En el último y gran día de la fiesta, Jesús se puso en pie y alzó la voz, diciendo: Si alguno tiene sed, venga a mí y beba.
La fiesta de los tabernáculos era una celebración alegre que señalaba el fin de las festividades judías anuales y recordaba la travesía de Israel por el desierto. Durante esta festividad, los judíos vivían en tiendas hechas de ramas para conmemorar los cuidados de Dios durante casi cuarenta años (véase Lv. 23:33-44). Además, esta festividad anticipaba el reino prometido del Mesías.
Durante esta fiesta, que se extendía durante ocho días, los sacerdotes y el pueblo se unían en una procesión alegre hacia el estanque de Siloé con un cántaro de oro. Llenaban el cántaro y regresaban al templo por la puerta de las aguas.

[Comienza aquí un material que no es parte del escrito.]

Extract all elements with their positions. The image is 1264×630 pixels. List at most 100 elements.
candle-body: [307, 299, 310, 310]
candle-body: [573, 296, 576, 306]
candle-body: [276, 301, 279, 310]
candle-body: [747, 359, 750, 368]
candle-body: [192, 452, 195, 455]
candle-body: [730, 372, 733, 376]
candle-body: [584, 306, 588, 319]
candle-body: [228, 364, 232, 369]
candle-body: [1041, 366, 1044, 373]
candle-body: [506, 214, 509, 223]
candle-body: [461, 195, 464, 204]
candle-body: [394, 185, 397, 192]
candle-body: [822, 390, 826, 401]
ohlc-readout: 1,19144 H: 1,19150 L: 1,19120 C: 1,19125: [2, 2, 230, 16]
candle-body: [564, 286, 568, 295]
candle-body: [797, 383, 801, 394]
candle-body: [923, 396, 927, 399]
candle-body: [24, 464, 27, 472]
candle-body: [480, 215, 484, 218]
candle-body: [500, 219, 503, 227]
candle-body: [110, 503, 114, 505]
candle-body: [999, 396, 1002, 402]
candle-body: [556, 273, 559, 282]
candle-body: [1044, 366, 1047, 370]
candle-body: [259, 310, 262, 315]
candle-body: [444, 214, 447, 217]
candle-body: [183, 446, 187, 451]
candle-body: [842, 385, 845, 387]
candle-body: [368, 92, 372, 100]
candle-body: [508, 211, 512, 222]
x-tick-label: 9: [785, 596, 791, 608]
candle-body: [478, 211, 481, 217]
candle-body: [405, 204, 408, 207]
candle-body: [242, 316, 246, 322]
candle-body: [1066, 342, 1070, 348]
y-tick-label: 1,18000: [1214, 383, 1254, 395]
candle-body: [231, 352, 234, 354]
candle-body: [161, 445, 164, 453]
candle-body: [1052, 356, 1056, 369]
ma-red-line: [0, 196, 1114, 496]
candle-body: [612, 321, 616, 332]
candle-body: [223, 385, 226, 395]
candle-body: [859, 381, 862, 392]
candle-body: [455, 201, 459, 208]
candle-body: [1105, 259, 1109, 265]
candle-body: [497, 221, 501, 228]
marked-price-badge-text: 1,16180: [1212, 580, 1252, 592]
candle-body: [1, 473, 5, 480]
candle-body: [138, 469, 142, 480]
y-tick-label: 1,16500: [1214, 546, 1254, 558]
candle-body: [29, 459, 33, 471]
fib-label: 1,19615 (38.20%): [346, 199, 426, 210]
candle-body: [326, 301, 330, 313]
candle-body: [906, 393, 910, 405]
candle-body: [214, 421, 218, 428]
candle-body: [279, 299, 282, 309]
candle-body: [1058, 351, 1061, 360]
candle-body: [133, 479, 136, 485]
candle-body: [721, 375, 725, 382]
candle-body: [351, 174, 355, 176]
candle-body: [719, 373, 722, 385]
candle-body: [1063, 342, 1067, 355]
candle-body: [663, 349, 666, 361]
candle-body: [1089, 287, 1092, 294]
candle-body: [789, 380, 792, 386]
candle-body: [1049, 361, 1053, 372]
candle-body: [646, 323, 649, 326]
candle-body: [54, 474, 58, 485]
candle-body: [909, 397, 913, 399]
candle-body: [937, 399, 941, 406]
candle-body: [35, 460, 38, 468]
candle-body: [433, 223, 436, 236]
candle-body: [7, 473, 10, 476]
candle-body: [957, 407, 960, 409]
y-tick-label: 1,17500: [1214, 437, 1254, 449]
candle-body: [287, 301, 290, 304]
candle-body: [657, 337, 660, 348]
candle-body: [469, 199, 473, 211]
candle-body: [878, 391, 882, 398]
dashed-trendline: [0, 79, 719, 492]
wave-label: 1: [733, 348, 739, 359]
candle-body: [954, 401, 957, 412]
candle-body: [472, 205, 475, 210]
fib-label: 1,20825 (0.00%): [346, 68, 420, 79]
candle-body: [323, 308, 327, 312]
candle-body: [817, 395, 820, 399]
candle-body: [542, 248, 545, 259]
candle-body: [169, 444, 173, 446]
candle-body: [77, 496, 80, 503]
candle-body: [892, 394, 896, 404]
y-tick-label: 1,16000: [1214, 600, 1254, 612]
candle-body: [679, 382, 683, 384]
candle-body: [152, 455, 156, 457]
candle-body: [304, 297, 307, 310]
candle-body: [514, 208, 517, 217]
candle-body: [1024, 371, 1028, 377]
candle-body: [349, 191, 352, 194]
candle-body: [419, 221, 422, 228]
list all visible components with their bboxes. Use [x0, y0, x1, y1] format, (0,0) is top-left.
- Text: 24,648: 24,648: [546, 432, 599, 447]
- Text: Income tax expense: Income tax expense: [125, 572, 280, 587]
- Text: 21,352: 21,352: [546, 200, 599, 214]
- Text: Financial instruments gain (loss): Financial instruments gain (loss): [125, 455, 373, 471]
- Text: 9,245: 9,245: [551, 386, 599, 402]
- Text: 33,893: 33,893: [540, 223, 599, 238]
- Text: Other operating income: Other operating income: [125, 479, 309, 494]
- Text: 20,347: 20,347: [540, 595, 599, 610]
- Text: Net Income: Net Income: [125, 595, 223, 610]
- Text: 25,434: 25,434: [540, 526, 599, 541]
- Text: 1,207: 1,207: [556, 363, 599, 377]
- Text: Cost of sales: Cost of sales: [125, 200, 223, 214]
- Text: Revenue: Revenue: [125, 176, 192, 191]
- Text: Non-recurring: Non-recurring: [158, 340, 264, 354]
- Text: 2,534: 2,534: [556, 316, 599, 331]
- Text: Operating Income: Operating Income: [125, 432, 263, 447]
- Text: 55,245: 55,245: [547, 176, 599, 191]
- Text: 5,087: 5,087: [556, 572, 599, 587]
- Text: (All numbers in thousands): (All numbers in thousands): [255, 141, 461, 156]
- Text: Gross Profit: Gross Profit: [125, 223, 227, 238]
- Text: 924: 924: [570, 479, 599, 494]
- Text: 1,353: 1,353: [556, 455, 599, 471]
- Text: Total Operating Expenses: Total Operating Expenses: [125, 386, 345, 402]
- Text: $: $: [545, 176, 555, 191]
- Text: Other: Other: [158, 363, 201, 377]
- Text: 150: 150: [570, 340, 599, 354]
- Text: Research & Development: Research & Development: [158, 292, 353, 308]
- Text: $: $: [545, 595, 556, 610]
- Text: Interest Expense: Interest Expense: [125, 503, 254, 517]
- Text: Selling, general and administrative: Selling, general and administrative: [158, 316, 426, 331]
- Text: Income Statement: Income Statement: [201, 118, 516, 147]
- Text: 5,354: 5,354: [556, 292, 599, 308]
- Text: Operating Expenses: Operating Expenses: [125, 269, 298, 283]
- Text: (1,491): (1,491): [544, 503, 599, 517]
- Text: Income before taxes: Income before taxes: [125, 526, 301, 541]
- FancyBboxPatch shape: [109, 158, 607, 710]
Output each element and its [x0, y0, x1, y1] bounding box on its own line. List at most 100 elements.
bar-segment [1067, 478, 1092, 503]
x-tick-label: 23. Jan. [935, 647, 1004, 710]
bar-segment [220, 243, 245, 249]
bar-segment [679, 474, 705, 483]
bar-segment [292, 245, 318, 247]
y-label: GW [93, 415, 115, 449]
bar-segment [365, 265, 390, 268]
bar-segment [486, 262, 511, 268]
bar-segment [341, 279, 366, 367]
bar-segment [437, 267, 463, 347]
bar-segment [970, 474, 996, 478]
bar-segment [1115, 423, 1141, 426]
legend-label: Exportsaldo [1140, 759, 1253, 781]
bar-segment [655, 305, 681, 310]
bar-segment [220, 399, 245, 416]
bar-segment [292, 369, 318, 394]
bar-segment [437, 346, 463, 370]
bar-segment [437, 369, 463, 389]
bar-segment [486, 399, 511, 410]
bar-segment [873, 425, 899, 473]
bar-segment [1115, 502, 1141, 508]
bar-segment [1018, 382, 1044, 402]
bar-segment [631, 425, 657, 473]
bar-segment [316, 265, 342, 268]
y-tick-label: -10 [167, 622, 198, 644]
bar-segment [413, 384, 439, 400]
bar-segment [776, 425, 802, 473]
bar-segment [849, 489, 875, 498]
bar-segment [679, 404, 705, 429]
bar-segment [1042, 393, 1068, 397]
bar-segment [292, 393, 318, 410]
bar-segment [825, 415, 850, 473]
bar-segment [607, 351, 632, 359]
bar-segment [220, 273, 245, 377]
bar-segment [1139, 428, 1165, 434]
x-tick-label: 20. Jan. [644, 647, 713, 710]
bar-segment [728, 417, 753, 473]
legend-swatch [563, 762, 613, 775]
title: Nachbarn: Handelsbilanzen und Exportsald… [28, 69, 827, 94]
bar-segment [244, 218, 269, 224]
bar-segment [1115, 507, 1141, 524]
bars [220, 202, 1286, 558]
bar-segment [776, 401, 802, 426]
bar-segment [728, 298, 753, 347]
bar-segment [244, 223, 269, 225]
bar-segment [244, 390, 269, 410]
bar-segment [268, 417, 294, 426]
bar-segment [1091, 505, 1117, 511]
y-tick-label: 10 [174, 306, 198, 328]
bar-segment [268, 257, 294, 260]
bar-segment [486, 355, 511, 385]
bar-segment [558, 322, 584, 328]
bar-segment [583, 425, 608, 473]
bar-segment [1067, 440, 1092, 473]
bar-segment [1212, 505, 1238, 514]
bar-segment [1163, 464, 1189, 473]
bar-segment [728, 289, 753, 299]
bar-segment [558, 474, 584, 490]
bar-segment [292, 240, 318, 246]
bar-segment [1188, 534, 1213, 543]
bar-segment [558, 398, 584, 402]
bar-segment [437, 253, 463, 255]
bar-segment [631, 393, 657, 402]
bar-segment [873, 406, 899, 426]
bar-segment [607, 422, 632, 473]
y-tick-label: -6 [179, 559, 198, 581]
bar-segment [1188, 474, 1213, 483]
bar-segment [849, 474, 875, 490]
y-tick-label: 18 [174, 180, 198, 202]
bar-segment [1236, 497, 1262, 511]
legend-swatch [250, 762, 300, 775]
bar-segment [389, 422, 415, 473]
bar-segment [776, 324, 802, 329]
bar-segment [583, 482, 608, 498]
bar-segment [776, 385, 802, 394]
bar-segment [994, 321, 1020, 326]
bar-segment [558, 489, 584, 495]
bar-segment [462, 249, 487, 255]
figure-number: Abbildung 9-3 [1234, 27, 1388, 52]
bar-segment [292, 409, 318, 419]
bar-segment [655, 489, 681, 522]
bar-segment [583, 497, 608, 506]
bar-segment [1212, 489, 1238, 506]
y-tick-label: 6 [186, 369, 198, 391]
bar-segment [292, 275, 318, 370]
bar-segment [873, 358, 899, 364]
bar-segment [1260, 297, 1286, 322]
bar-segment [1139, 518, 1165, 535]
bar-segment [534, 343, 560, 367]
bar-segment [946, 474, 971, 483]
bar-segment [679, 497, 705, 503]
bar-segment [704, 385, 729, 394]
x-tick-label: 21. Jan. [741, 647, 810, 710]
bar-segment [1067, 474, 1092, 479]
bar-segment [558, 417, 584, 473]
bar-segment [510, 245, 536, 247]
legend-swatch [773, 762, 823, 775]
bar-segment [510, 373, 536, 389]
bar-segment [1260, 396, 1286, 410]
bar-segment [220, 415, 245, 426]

Allí, derramaban el agua al pie del altar del holocausto mientras el coro del templo cantaba jubiloso el texto de Isaías 12:3: “Sacaréis con gozo aguas de las fuentes de la salvación”. Este ritual se realizaba durante los primeros siete días de la fiesta, y conmemoraba el suministro milagroso de agua por parte de Jehová a Israel durante la travesía del desierto y anticipaba el refrigerio espiritual que traerá la venida del Mesías.
En el octavo y último día de la fiesta, el cual simbolizaba la entrada de Israel en la tierra prometida, esta ceremonia no se repetía. En lugar de eso, se recitaba una oración especial en vistas de las lluvias del año siguiente. Fue en este día, después de que las aguas del ritual judío habían dejado de fluir, cuando Jesús invitó al pueblo a beber del agua viva para saciar la sed espiritual.
Durante esta época festiva, la zona del templo se iluminaba con grandes candelabros para recordar al pueblo la columna de fuego que había guiado a Israel en el desierto. Al día siguiente de la fiesta (Jn. 8:2), después que estas luminarias se hubieron apagado y mientras el sol salía por el este, Jesús proclamó: “Yo soy la luz del mundo; el que me sigue, no andará en tinieblas, sino que tendrá la luz de la vida” (Jn. 8:12).